New Year Noir: Gumshoe Blues

Gumshoe Blues

In the beginning was the sound. The light came later. The sound was a horrifying wail that skewered its way deep into my unconscious brain, until I awoke swiftly, sharply , drowning in sweat, my heart smashing through my ribcage; my head about to burst. Some twat, somewhere, was playing a U2 song, over and over again, and all was far from friggin’ quiet on New Year’s Day.

I forced my eyes open and squinted until I saw the familiar sight of a fraying Seatown United poster peeling from fuzzy, red-flock wallpaper. I was lying on a brown tweed sofa and tangled up in a tartan blanket that had seen better days and nights. I was home.

The air in the room was warm and soupy, and I felt a wave of nausea pass over me. I closed my eyes, took a deep breath and counted to ten. The dry heaves kicked in around six. A beat. I peeled my eyes open again. The aquarium bubbled and gurgled, bathing the room in a sickly green light. Sickly and yet soothing. I reminded myself that I really had to put some tropical fish in there one day.

I edged onto my side and awkwardly kicked the blanket to the floor. I was fully clothed. My armpits were soaking. My fake Armani shirt was soggy. A sickly smell permeated my pores and the least said about my trousers the better. Beside me was a sticky coffee table that was cluttered with the remnants of the previous night’s drinking session. I picked up an open can of Stella Artois and shook it. It was more than half full. A result, then. I slowly sipped the beer can’s warm, flat contents until I started to get a glow on, like one of the kids in the old Ready-Brek adverts.
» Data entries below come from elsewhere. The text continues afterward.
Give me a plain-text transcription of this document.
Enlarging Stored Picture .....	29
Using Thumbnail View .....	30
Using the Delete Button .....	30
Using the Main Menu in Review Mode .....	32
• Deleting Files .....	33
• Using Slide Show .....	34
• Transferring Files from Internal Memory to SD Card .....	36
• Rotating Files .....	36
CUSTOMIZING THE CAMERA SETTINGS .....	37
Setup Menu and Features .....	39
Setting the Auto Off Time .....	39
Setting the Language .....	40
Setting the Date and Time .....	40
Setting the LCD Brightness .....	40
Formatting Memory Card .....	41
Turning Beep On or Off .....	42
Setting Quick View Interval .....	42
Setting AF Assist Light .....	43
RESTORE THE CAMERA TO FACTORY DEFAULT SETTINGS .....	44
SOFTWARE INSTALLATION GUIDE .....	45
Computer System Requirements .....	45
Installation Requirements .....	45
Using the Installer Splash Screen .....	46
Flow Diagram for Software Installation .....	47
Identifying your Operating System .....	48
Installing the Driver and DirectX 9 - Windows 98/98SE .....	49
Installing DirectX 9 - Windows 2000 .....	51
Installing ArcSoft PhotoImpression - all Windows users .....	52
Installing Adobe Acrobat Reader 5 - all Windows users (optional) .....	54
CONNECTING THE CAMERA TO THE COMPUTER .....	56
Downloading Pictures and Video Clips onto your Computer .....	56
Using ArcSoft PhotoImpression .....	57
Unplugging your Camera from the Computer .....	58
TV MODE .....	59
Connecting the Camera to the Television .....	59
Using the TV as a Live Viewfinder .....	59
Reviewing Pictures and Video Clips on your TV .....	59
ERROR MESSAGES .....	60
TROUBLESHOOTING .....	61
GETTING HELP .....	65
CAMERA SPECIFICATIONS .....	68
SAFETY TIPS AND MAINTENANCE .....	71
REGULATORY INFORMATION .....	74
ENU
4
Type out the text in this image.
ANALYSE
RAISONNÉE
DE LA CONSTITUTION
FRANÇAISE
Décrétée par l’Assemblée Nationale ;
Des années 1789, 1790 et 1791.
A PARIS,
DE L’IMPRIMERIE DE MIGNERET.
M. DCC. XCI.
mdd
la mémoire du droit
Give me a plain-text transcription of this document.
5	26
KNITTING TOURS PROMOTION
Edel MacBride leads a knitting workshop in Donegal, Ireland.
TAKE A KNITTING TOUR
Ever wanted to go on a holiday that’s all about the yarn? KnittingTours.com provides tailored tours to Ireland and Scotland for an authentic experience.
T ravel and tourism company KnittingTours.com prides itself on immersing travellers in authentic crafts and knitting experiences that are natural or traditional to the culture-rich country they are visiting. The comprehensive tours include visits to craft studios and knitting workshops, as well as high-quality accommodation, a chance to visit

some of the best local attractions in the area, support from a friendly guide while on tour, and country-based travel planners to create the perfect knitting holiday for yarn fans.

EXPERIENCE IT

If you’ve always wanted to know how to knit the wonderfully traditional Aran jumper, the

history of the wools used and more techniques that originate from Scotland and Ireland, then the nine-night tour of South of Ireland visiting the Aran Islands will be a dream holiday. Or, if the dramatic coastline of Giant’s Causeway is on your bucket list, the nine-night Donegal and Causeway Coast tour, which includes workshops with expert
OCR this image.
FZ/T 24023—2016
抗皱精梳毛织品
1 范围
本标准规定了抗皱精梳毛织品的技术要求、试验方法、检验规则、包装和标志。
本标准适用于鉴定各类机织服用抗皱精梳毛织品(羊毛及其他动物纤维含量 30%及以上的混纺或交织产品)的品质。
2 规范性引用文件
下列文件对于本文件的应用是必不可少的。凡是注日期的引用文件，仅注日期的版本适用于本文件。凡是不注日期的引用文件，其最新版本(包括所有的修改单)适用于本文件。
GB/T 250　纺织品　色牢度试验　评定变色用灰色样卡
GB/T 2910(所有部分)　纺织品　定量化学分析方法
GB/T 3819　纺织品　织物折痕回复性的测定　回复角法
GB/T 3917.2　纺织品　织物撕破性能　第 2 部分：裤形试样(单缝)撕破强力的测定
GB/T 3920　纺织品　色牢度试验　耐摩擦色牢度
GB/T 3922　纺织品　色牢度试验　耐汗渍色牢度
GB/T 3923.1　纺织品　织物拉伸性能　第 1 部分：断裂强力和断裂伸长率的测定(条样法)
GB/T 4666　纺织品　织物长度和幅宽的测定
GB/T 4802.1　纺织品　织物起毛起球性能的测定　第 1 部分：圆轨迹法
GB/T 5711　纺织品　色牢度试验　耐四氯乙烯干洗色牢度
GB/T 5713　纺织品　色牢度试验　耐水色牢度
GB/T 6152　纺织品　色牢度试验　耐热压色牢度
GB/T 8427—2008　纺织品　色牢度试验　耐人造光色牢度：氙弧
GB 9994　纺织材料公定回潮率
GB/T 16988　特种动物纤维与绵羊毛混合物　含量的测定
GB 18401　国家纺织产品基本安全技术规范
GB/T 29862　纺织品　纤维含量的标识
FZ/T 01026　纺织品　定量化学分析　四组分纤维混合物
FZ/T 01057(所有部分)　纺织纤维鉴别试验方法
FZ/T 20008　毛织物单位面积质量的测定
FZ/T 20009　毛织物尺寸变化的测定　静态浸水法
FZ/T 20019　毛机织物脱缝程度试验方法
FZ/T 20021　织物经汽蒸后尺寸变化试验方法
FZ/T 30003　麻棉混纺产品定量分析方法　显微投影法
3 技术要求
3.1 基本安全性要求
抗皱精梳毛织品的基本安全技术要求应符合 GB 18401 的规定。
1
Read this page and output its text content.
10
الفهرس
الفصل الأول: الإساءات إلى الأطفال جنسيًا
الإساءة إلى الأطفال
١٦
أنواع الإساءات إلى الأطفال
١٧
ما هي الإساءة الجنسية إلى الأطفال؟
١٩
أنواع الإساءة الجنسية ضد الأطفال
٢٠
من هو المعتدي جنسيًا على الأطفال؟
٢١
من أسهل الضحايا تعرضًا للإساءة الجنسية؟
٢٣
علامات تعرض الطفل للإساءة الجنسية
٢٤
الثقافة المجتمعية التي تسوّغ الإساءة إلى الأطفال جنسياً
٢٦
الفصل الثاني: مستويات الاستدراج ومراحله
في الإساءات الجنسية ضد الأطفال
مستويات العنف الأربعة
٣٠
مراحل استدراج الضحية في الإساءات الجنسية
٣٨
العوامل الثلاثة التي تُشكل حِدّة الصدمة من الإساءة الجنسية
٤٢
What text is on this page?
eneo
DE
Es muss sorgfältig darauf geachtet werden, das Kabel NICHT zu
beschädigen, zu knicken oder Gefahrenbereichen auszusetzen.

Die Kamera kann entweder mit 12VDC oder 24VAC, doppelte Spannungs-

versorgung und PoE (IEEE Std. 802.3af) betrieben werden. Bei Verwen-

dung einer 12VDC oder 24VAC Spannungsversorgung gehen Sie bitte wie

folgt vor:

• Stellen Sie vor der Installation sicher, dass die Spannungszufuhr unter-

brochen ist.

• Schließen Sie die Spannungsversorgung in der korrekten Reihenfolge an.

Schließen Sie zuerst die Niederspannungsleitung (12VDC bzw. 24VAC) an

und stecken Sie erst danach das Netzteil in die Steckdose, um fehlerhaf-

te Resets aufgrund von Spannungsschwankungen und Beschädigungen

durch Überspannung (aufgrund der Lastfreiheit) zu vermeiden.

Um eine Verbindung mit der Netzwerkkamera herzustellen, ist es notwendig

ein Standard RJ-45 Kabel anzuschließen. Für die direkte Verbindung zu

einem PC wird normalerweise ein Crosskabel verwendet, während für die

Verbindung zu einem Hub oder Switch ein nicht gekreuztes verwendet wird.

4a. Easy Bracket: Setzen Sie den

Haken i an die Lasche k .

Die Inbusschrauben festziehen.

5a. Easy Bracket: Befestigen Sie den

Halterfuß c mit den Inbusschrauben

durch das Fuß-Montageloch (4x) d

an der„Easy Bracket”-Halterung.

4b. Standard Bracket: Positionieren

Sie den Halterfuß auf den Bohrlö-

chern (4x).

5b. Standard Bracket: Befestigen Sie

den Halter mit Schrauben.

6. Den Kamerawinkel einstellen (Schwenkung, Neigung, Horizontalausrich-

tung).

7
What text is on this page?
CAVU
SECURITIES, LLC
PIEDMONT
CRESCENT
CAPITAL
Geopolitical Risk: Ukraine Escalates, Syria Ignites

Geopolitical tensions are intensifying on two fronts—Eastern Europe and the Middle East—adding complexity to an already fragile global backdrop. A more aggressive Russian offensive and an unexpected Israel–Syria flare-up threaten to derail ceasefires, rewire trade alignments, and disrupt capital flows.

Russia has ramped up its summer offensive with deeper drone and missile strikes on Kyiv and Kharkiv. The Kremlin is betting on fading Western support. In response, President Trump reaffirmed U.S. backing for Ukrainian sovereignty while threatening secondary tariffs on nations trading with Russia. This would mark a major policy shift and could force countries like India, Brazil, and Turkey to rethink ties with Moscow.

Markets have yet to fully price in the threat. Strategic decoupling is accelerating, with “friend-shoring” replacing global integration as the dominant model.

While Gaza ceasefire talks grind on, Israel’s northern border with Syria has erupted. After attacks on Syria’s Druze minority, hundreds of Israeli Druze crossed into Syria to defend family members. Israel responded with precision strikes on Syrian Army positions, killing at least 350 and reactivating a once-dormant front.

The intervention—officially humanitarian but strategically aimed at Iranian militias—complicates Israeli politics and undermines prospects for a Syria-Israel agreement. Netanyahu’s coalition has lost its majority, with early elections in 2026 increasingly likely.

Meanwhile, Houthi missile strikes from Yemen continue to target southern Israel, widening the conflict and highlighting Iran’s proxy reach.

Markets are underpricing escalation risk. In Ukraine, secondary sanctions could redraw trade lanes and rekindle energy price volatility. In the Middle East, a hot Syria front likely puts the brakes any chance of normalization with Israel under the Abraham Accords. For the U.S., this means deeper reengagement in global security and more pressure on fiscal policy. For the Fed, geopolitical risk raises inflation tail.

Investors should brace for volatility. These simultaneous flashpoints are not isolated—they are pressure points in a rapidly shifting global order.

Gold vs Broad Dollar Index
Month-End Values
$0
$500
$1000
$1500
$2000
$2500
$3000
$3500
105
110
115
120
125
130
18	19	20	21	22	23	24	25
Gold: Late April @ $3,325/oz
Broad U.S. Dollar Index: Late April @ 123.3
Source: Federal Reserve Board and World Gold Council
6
Booze: central heating for pissheads.

Bonzo, The Ledge, and their musically illiterate pals continued to strangle a cat in the flat next door, and I knew that I was going to have to make a move soon, before my head went all Scanners. I finished the lager, edged myself up to a sitting position, and picked up my glasses from the coffee table. One of the lenses was scratched, but at least they weren’t broken. Another result. The blinking, digital clock-radio that was plonked on top of the television set, said that it was 3.15am. It was always 3.15am, ever since I’d thrown it against the wall during a particularly grating late night phone-in show. In the real dark night of the soul, there was always some twat talking bollocks at three o’clock in the morning.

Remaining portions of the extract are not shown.